Masaki Ida, Chief Director General, Japan External Trade Organisation (JETRO) does not seem unduly worried. “Out of the 1,236 operational bases involving 725 Japanese companies in India, 21 are in the Kushakheda-Bhiwadi-Neemrana area. Twelve companies have already started operations in Neemrana. In fact Neemrana is one of the most well-known Indian towns back in Japan,” he said.
When asked by The Hindu about the progress of DFC – on which an agreement was signed between the two Governments in December 2006 – getting affected by Japan's present preoccupation with the calamity relief back home, Mr. Ida was affirmative that the project would not suffer. “We have made our commitment and we have to stick to that,” he said. He attributed the tardy progress of the DFC to the delays in bidding.

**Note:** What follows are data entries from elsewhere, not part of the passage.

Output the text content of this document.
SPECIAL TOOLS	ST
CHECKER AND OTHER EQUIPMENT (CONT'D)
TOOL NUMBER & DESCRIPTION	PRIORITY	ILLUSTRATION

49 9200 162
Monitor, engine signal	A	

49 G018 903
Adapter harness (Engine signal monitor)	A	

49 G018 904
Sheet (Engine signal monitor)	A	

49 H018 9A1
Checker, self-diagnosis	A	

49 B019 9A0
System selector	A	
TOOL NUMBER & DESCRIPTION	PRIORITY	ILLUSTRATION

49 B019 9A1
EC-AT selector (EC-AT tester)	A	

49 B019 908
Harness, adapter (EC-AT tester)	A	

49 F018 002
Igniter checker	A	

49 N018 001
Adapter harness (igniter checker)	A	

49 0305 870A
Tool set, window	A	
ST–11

And as for Gujarat doing better than Rajasthan in DMIC? CII Rajasthan functionaries Dileep Baid and Jamini Uberoi were of the view that Gujarat is ahead of Rajasthan in the preparatory stage. “Gujarat has been very proactive in this regard,” Mr.Baid noted. Mr. Agarwal, who conceded the State's sluggishness, attributed it to the difficulties in land acquisition. “Gujarat has an advantage in that the land involved is in a backward area and also 80 per cent of it belonged to the State. In the case of Rajasthan the land in question falls in the National Capital region,” he pointed out.
“With us the issues are different and the land cost is very high. For the 50 km road planned in Kushakheda-Bhiwadi region we have to shell out Rs.350-550 crores for land alone while the construction would require another Rs.500 crores,” Mr. Agarwal noted.